Esse é realmente o critério de valor que deveria prevalecer. Vá lá que, para construir uma relação amorosa, cada um tenha seus requisitos muito pessoais (em que prevaleça só a aparência física ou a procedência, posse de bens, nível cultural e intelectual etc.), mas generalizar a procedência geográfica como meio de aceitação das pessoas é muita pobreza interior, e denota pouca cultura, assim como valores muito equivocados!
Tenho a esperança de que um dia (mas, que seja logo, para que eu possa ter o prazer de presenciar) essa desigualdade seja também superada, e que os intelectuais sulistas façam justiça e se manifestem contra essa discriminação e preconceito bobos, que não têm nenhuma razão lógica nem objetiva de ser, para destacar em seus escritos ou ditos os nordestinos intelectuais, como Ariano Suassuna, José de Alencar, Augusto dos Anjos, Raquel de Queiroz, Rui Barbosa, Castro Alves, Celso Furtado, Milton Santos, Gonçalves Dias, Álvares de Azevedo, José Lins do Rego, Jorge Amado, Guimarães Rosa, João Cabral de Melo Neto, Guimarães Rosa, Graciliano Ramos, Ferreira Goulart, precisa mais? Então, vamos lá: Caetano Veloso, Chico César, Alceu Valença, Lenine, Zé Ramalho, Fagner, Belchior, Torquato Neto, Geraldo Vandré, Geraldo Azevedo (ainda lembrei muitos, considerando que a minha mente é pequena para lembrar de tanta gente, principalmente se estou há tanto tempo fora do país, a tantos quilômetros de distância!)
Acabo de saber de um pronunciamento do governador Romeu Zema, a respeito da distribuição monetária proposta pela Reforma Tributária, em que o nordeste estaria sendo favorecido, em vez dos estados sulistas e do sudeste, tratando aquela autoridade de fazer uma associação dos estados do sudeste e do sul, para se contrapor ao nordeste e norte, talvez. Não me lembro bem dos termos usados pelo governador Zema, mas creio que ele se referiu às “vaquinhas” pouco produtivas do nordeste (não sei exatamente se referindo-se às pessoas de lá, ou mesmo aos animais bovinos de baixa produção).
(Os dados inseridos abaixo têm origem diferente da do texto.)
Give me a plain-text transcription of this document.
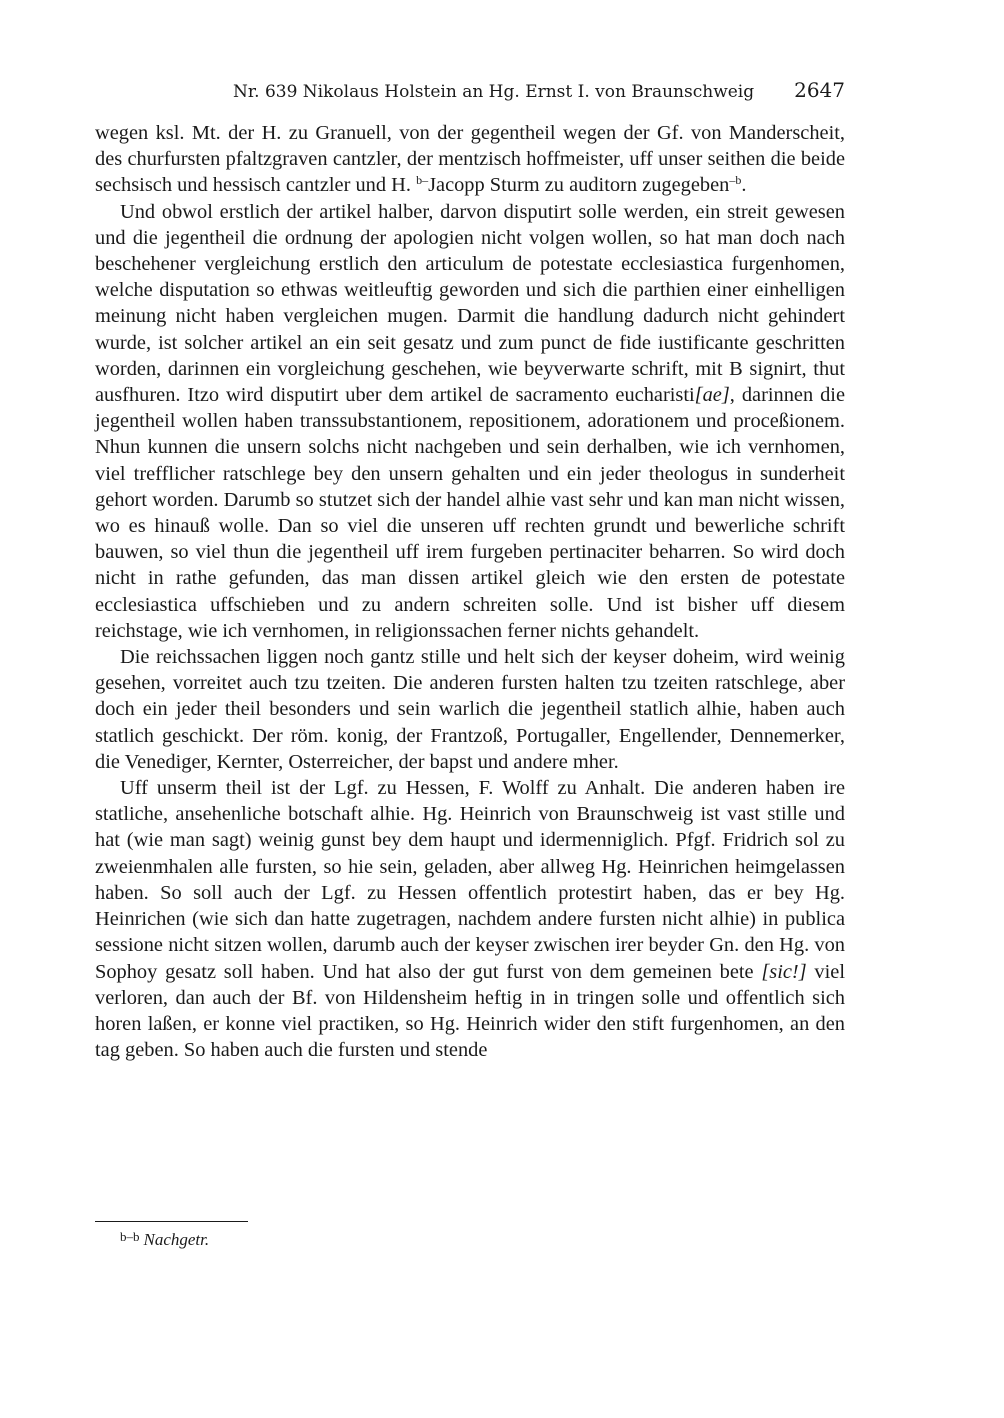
Nr. 639 Nikolaus Holstein an Hg. Ernst I. von Braunschweig 2647

wegen ksl. Mt. der H. zu Granuell, von der gegentheil wegen der Gf. von Manderscheit, des churfursten pfaltzgraven cantzler, der mentzisch hoffmeister, uff unser seithen die beide sechsisch und hessisch cantzler und H. $^{b-}$Jacopp Sturm zu auditorn zugegeben$^{-b}$.

Und obwol erstlich der artikel halber, darvon disputirt solle werden, ein streit gewesen und die jegentheil die ordnung der apologien nicht volgen wollen, so hat man doch nach beschehener vergleichung erstlich den articulum de potestate ecclesiastica furgenhomen, welche disputation so ethwas weitleuftig geworden und sich die parthien einer einhelligen meinung nicht haben vergleichen mugen. Darmit die handlung dadurch nicht gehindert wurde, ist solcher artikel an ein seit gesatz und zum punct de fide iustificante geschritten worden, darinnen ein vorgleichung geschehen, wie beyverwarte schrift, mit B signirt, thut ausfhuren. Itzo wird disputirt uber dem artikel de sacramento eucharisti[ae], darinnen die jegentheil wollen haben transsubstantionem, repositionem, adorationem und proceßionem. Nhun kunnen die unsern solchs nicht nachgeben und sein derhalben, wie ich vernhomen, viel trefflicher ratschlege bey den unsern gehalten und ein jeder theologus in sunderheit gehort worden. Darumb so stutzet sich der handel alhie vast sehr und kan man nicht wissen, wo es hinauß wolle. Dan so viel die unseren uff rechten grundt und bewerliche schrift bauwen, so viel thun die jegentheil uff irem furgeben pertinaciter beharren. So wird doch nicht in rathe gefunden, das man dissen artikel gleich wie den ersten de potestate ecclesiastica uffschieben und zu andern schreiten solle. Und ist bisher uff diesem reichstage, wie ich vernhomen, in religionssachen ferner nichts gehandelt.

Die reichssachen liggen noch gantz stille und helt sich der keyser doheim, wird weinig gesehen, vorreitet auch tzu tzeiten. Die anderen fursten halten tzu tzeiten ratschlege, aber doch ein jeder theil besonders und sein warlich die jegentheil statlich alhie, haben auch statlich geschickt. Der röm. konig, der Frantzoß, Portugaller, Engellender, Dennemerker, die Venediger, Kernter, Osterreicher, der bapst und andere mher.

Uff unserm theil ist der Lgf. zu Hessen, F. Wolff zu Anhalt. Die anderen haben ire statliche, ansehenliche botschaft alhie. Hg. Heinrich von Braunschweig ist vast stille und hat (wie man sagt) weinig gunst bey dem haupt und idermenniglich. Pfgf. Fridrich sol zu zweienmhalen alle fursten, so hie sein, geladen, aber allweg Hg. Heinrichen heimgelassen haben. So soll auch der Lgf. zu Hessen offentlich protestirt haben, das er bey Hg. Heinrichen (wie sich dan hatte zugetragen, nachdem andere fursten nicht alhie) in publica sessione nicht sitzen wollen, darumb auch der keyser zwischen irer beyder Gn. den Hg. von Sophoy gesatz soll haben. Und hat also der gut furst von dem gemeinen bete [sic!] viel verloren, dan auch der Bf. von Hildensheim heftig in in tringen solle und offentlich sich horen laßen, er konne viel practiken, so Hg. Heinrich wider den stift furgenhomen, an den tag geben. So haben auch die fursten und stende

$^{b-b}$ Nachgetr.
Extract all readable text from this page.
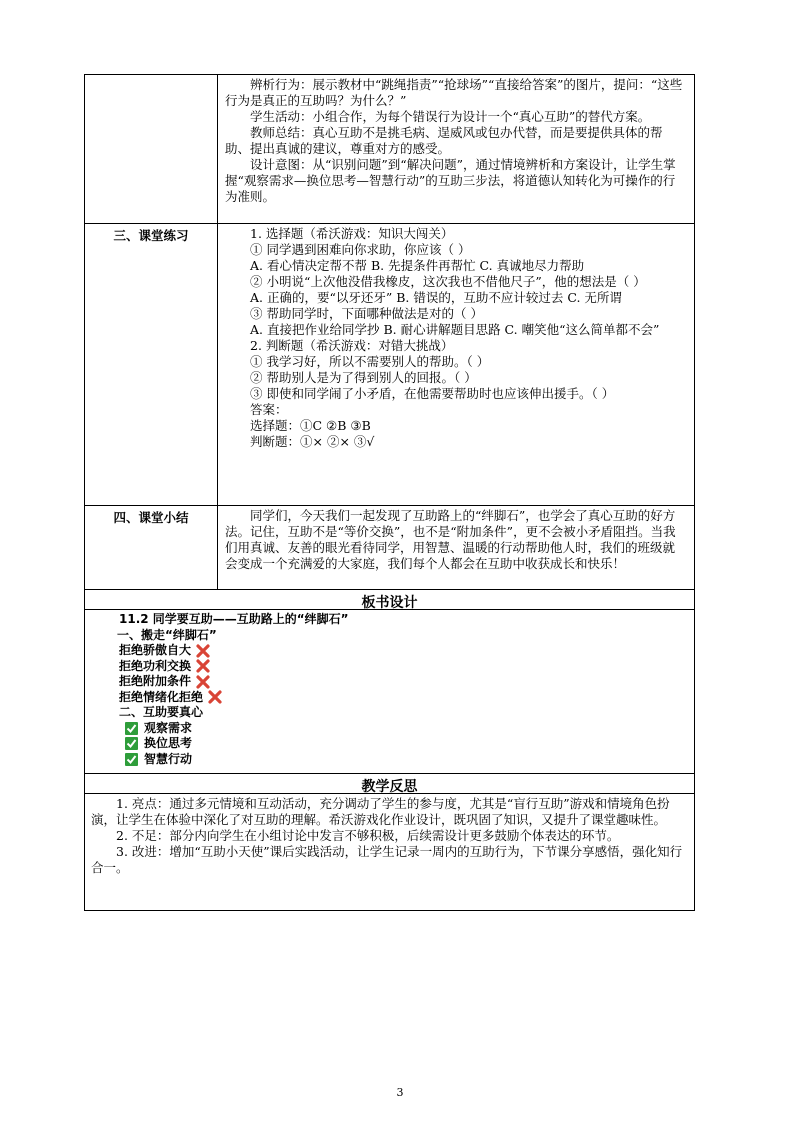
辨析行为：展示教材中“跳绳指责”“抢球场”“直接给答案”的图片，提问：“这些行为是真正的互助吗？为什么？”

学生活动：小组合作，为每个错误行为设计一个“真心互助”的替代方案。

教师总结：真心互助不是挑毛病、逞威风或包办代替，而是要提供具体的帮助、提出真诚的建议，尊重对方的感受。

设计意图：从“识别问题”到“解决问题”，通过情境辨析和方案设计，让学生掌握“观察需求—换位思考—智慧行动”的互助三步法，将道德认知转化为可操作的行为准则。

三、课堂练习	1. 选择题（希沃游戏：知识大闯关）

① 同学遇到困难向你求助，你应该（ ）

A. 看心情决定帮不帮 B. 先提条件再帮忙 C. 真诚地尽力帮助

② 小明说“上次他没借我橡皮，这次我也不借他尺子”，他的想法是（ ）

A. 正确的，要“以牙还牙” B. 错误的，互助不应计较过去 C. 无所谓

③ 帮助同学时，下面哪种做法是对的（ ）

A. 直接把作业给同学抄 B. 耐心讲解题目思路 C. 嘲笑他“这么简单都不会”

2. 判断题（希沃游戏：对错大挑战）

① 我学习好，所以不需要别人的帮助。（ ）

② 帮助别人是为了得到别人的回报。（ ）

③ 即使和同学闹了小矛盾，在他需要帮助时也应该伸出援手。（ ）

答案：

选择题：①C ②B ③B

判断题：①× ②× ③√

四、课堂小结	同学们，今天我们一起发现了互助路上的“绊脚石”，也学会了真心互助的好方法。记住，互助不是“等价交换”，也不是“附加条件”，更不会被小矛盾阻挡。当我们用真诚、友善的眼光看待同学，用智慧、温暖的行动帮助他人时，我们的班级就会变成一个充满爱的大家庭，我们每个人都会在互助中收获成长和快乐！

板书设计
11.2 同学要互助——互助路上的“绊脚石”
一、搬走“绊脚石”
拒绝骄傲自大
拒绝功利交换
拒绝附加条件
拒绝情绪化拒绝
二、互助要真心
观察需求
换位思考
智慧行动
教学反思

1. 亮点：通过多元情境和互动活动，充分调动了学生的参与度，尤其是“盲行互助”游戏和情境角色扮演，让学生在体验中深化了对互助的理解。希沃游戏化作业设计，既巩固了知识，又提升了课堂趣味性。

2. 不足：部分内向学生在小组讨论中发言不够积极，后续需设计更多鼓励个体表达的环节。

3. 改进：增加“互助小天使”课后实践活动，让学生记录一周内的互助行为，下节课分享感悟，强化知行合一。

3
Seja ao que for, são palavras de pouco respeito e muito preconceito, uma forma depreciativa de chamar os seus irmãos (mesmo que ele não queira considerá-los como tais) de procedência “menos nobre” que os sulistas, só pela origem dos mesmos, da parte pobre do país; talvez pobre de bens materiais e dinheiro, mas de uma imensa riqueza cultural, musical e artística.
É uma pena esse tipo de mentalidade, que se defende atacando os demais, que se consideram excluídos desse círculo de poder e riqueza, sem pensar que o país precisa funcionar bem em toda a sua integridade, e que, se falhar uma parte, por “pequena” que seja, faz desabar toda a carruagem! Disso é que os governantes falam, quando mencionam a desigualdade que reina nesse território gigante, que não pode sustentar-se sozinho, sem a contribuição de todos os seus pedaços, muitos deles subestimados pelos que se julgam mais altos, melhores talvez, só por serem mais ricos e poderosos!